The completer style is used to decide which other completers are to be called to generate matches. If this style is unset, the list of completers set for the current context is used — except, of course, the _prefix completer itself. Furthermore, if this completer appears more than once in the list of completers only those completers not already tried by the last invocation of _prefix will be called.

For example, consider this global completer style:

zstyle ':completion:*' completer \ 
    _complete _prefix _correct _prefix:foo

Here, the _prefix completer tries normal completion but ignoring the suffix. If that doesn’t generate any matches, and neither does the call to the _correct completer after it, _prefix will be called a second time and, now only trying correction with the suffix ignored. On the second invocation the completer part of the context appears as ‘foo’.

To use _prefix as the last resort and try only normal completion when it is invoked:

zstyle ':completion:*' completer _complete ... _prefix
zstyle ':completion::prefix:*' completer _complete

The add-space style is also respected. If it is set to ‘true’ then _prefix will insert a space between the matches generated (if any) and the suffix.

Note that this completer is only useful if the COMPLETE_IN_WORD option is set; otherwise, the cursor will be moved to the end of the current word before the completion code is called and hence there will be no suffix.

_user_expand

This completer behaves similarly to the _expand completer but instead performs expansions defined by users. The styles add-space and sort styles specific to the _expand completer are usable with _user_expand in addition to other styles handled more generally by the completion system. The tag all-expansions is also available.
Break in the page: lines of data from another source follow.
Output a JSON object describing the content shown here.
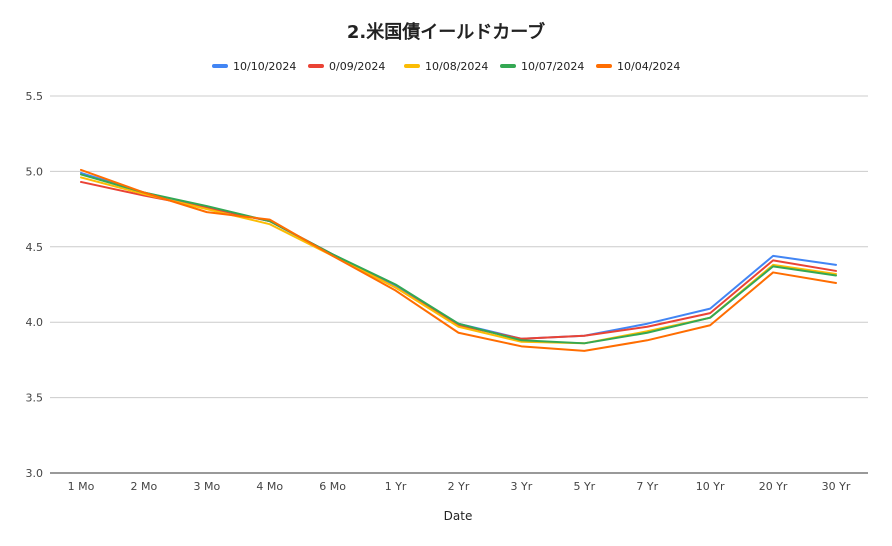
{
  "chart_data": {
    "type": "line",
    "title": "2.米国債イールドカーブ",
    "xlabel": "Date",
    "ylabel": "",
    "categories": [
      "1 Mo",
      "2 Mo",
      "3 Mo",
      "4 Mo",
      "6 Mo",
      "1 Yr",
      "2 Yr",
      "3 Yr",
      "5 Yr",
      "7 Yr",
      "10 Yr",
      "20 Yr",
      "30 Yr"
    ],
    "ylim": [
      3.0,
      5.5
    ],
    "yticks": [
      3.0,
      3.5,
      4.0,
      4.5,
      5.0,
      5.5
    ],
    "grid": true,
    "legend_position": "top",
    "series": [
      {
        "name": "10/10/2024",
        "color": "#4285F4",
        "values": [
          4.99,
          4.86,
          4.76,
          4.67,
          4.45,
          4.24,
          3.99,
          3.89,
          3.91,
          3.99,
          4.09,
          4.44,
          4.38
        ]
      },
      {
        "name": "0/09/2024",
        "color": "#EA4335",
        "values": [
          4.93,
          4.84,
          4.76,
          4.67,
          4.45,
          4.23,
          3.98,
          3.89,
          3.91,
          3.97,
          4.06,
          4.41,
          4.34
        ]
      },
      {
        "name": "10/08/2024",
        "color": "#FBBC04",
        "values": [
          4.96,
          4.85,
          4.75,
          4.65,
          4.44,
          4.23,
          3.97,
          3.87,
          3.86,
          3.94,
          4.03,
          4.38,
          4.32
        ]
      },
      {
        "name": "10/07/2024",
        "color": "#34A853",
        "values": [
          4.98,
          4.86,
          4.77,
          4.67,
          4.45,
          4.25,
          3.99,
          3.88,
          3.86,
          3.93,
          4.03,
          4.37,
          4.31
        ]
      },
      {
        "name": "10/04/2024",
        "color": "#FF6D01",
        "values": [
          5.01,
          4.86,
          4.73,
          4.68,
          4.44,
          4.21,
          3.93,
          3.84,
          3.81,
          3.88,
          3.98,
          4.33,
          4.26
        ]
      }
    ]
  }
}
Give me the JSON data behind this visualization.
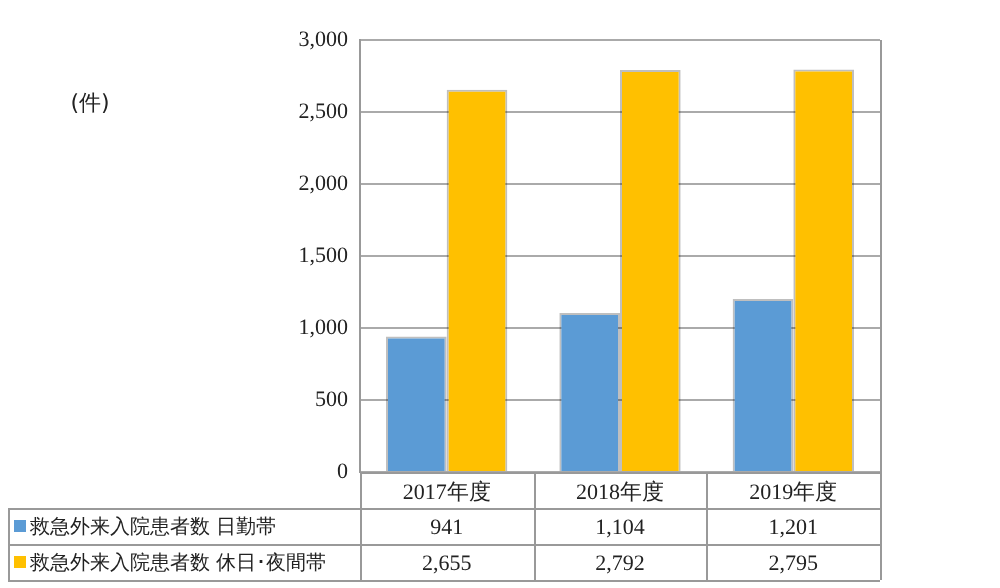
{
  "chart_data": {
    "type": "bar",
    "annotations": [
      "(件)"
    ],
    "categories": [
      "2017年度",
      "2018年度",
      "2019年度"
    ],
    "series": [
      {
        "name": "救急外来入院患者数 日勤帯",
        "color": "#5b9bd5",
        "values": [
          941,
          1104,
          1201
        ],
        "value_labels": [
          "941",
          "1,104",
          "1,201"
        ]
      },
      {
        "name": "救急外来入院患者数 休日･夜間帯",
        "color": "#ffc000",
        "values": [
          2655,
          2792,
          2795
        ],
        "value_labels": [
          "2,655",
          "2,792",
          "2,795"
        ]
      }
    ],
    "ylim": [
      0,
      3000
    ],
    "yticks": [
      0,
      500,
      {
        "value": 1000,
        "label": "1,000"
      },
      {
        "value": 1500,
        "label": "1,500"
      },
      {
        "value": 2000,
        "label": "2,000"
      },
      {
        "value": 2500,
        "label": "2,500"
      },
      {
        "value": 3000,
        "label": "3,000"
      }
    ],
    "grid": "y",
    "legend": "bottom"
  }
}
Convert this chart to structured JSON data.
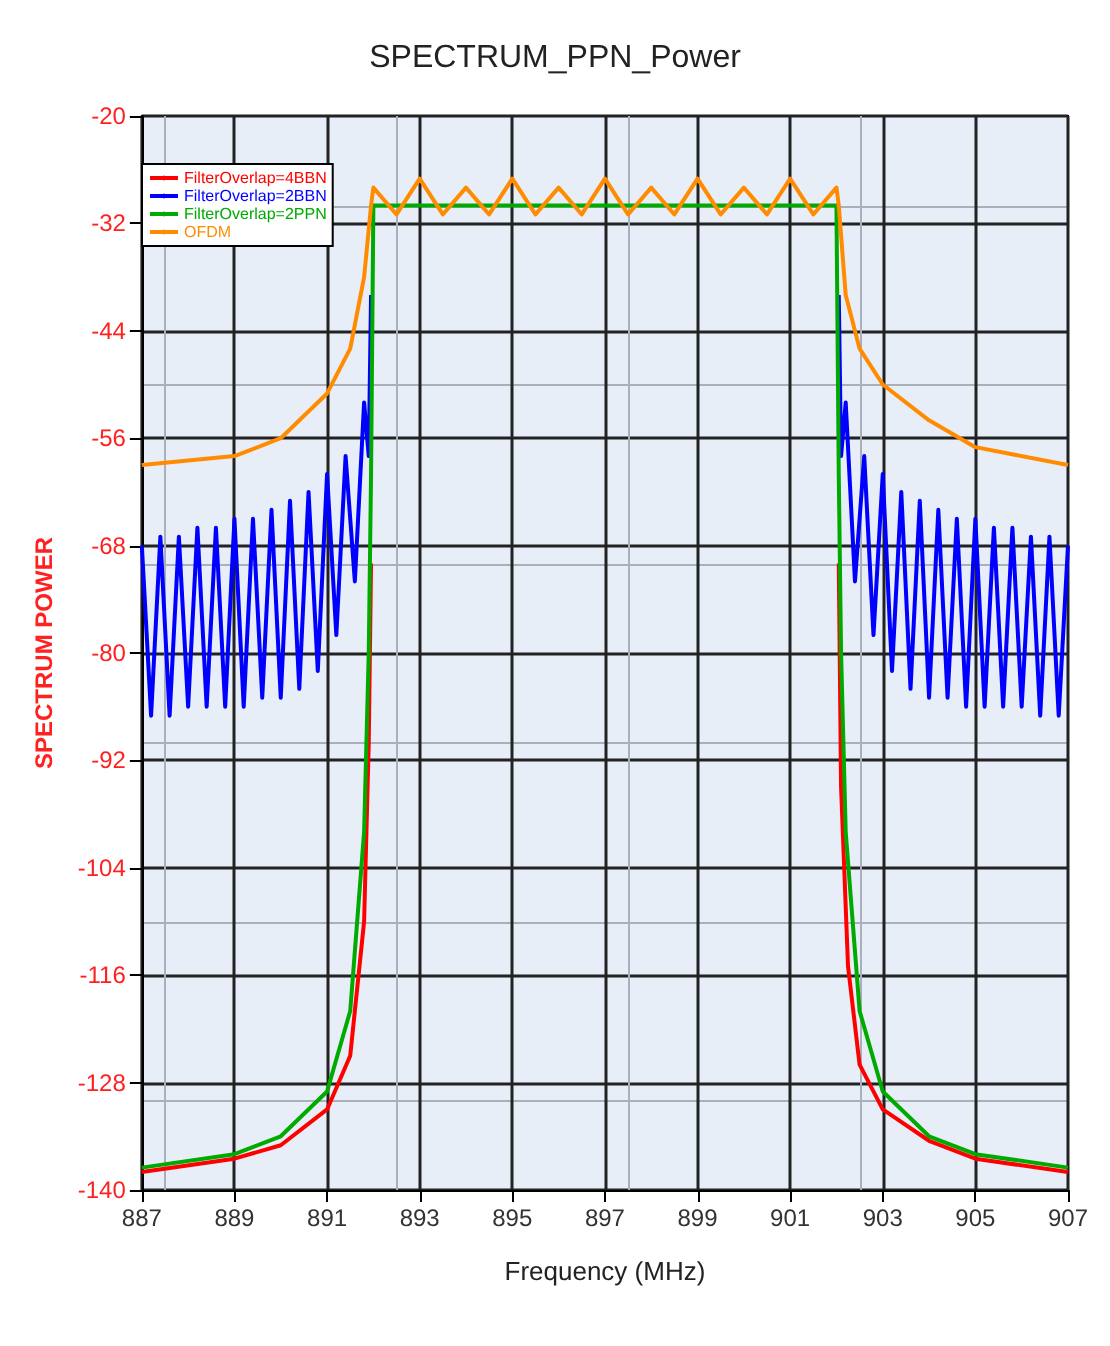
{
  "chart_data": {
    "type": "line",
    "title": "SPECTRUM_PPN_Power",
    "xlabel": "Frequency (MHz)",
    "ylabel": "SPECTRUM POWER",
    "xlim": [
      887,
      907
    ],
    "xticks": [
      887,
      889,
      891,
      893,
      895,
      897,
      899,
      901,
      903,
      905,
      907
    ],
    "ylim": [
      -140,
      -20
    ],
    "yticks": [
      -140,
      -128,
      -116,
      -104,
      -92,
      -80,
      -68,
      -56,
      -44,
      -32,
      -20
    ],
    "grid": true,
    "legend": "top left",
    "marker": "none",
    "line_style": "solid",
    "series": [
      {
        "name": "FilterOverlap=4BBN",
        "color": "#ff0000",
        "x": [
          887,
          889,
          890,
          891,
          891.5,
          891.8,
          891.9,
          891.95,
          892,
          897,
          902,
          902.05,
          902.1,
          902.25,
          902.5,
          903,
          904,
          905,
          907
        ],
        "values": [
          -138,
          -136.5,
          -135,
          -131,
          -125,
          -110,
          -90,
          -70,
          null,
          null,
          null,
          -70,
          -95,
          -115,
          -126,
          -131,
          -134.5,
          -136.5,
          -138
        ]
      },
      {
        "name": "FilterOverlap=2BBN",
        "color": "#0000ff",
        "x": [
          887,
          887.2,
          887.4,
          887.6,
          887.8,
          888,
          888.2,
          888.4,
          888.6,
          888.8,
          889,
          889.2,
          889.4,
          889.6,
          889.8,
          890,
          890.2,
          890.4,
          890.6,
          890.8,
          891,
          891.2,
          891.4,
          891.6,
          891.8,
          891.9,
          891.95,
          892,
          897,
          902,
          902.05,
          902.1,
          902.2,
          902.4,
          902.6,
          902.8,
          903,
          903.2,
          903.4,
          903.6,
          903.8,
          904,
          904.2,
          904.4,
          904.6,
          904.8,
          905,
          905.2,
          905.4,
          905.6,
          905.8,
          906,
          906.2,
          906.4,
          906.6,
          906.8,
          907
        ],
        "values": [
          -68,
          -87,
          -67,
          -87,
          -67,
          -86,
          -66,
          -86,
          -66,
          -86,
          -65,
          -86,
          -65,
          -85,
          -64,
          -85,
          -63,
          -84,
          -62,
          -82,
          -60,
          -78,
          -58,
          -72,
          -52,
          -58,
          -40,
          null,
          null,
          null,
          -40,
          -58,
          -52,
          -72,
          -58,
          -78,
          -60,
          -82,
          -62,
          -84,
          -63,
          -85,
          -64,
          -85,
          -65,
          -86,
          -65,
          -86,
          -66,
          -86,
          -66,
          -86,
          -67,
          -87,
          -67,
          -87,
          -68
        ]
      },
      {
        "name": "FilterOverlap=2PPN",
        "color": "#00aa00",
        "x": [
          887,
          889,
          890,
          891,
          891.5,
          891.8,
          891.9,
          891.95,
          892,
          897,
          902,
          902.05,
          902.1,
          902.2,
          902.5,
          903,
          904,
          905,
          907
        ],
        "values": [
          -137.5,
          -136,
          -134,
          -129,
          -120,
          -100,
          -80,
          -60,
          -30,
          -30,
          -30,
          -60,
          -80,
          -100,
          -120,
          -129,
          -134,
          -136,
          -137.5
        ]
      },
      {
        "name": "OFDM",
        "color": "#ff8c00",
        "x": [
          887,
          889,
          890,
          891,
          891.5,
          891.8,
          891.95,
          892,
          892.5,
          893,
          893.5,
          894,
          894.5,
          895,
          895.5,
          896,
          896.5,
          897,
          897.5,
          898,
          898.5,
          899,
          899.5,
          900,
          900.5,
          901,
          901.5,
          902,
          902.05,
          902.2,
          902.5,
          903,
          904,
          905,
          907
        ],
        "values": [
          -59,
          -58,
          -56,
          -51,
          -46,
          -38,
          -30,
          -28,
          -31,
          -27,
          -31,
          -28,
          -31,
          -27,
          -31,
          -28,
          -31,
          -27,
          -31,
          -28,
          -31,
          -27,
          -31,
          -28,
          -31,
          -27,
          -31,
          -28,
          -30,
          -40,
          -46,
          -50,
          -54,
          -57,
          -59
        ]
      }
    ]
  }
}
The expansion depends on the array style user-expand being defined for the current context; remember that the context for completers is less specific than that for contextual completion as the full context has not yet been determined. Elements of the array may have one of the following forms:

$hash

hash is the name of an associative array. Note this is not a full parameter expression, merely a $, suitably quoted to prevent immediate expansion, followed by the name of an associative array. If the trial expansion word matches a key in hash, the resulting expansion is the corresponding value.

_func

_func is the name of a shell function whose name must begin with _ but is not otherwise special to the completion system. The function is called with the trial word as an argument. If the word is to be expanded, the function should set the array reply to a list of expansions. Optionally, it can set REPLY to a word that will be used as a description for the set of expansions. The return status of the function is irrelevant.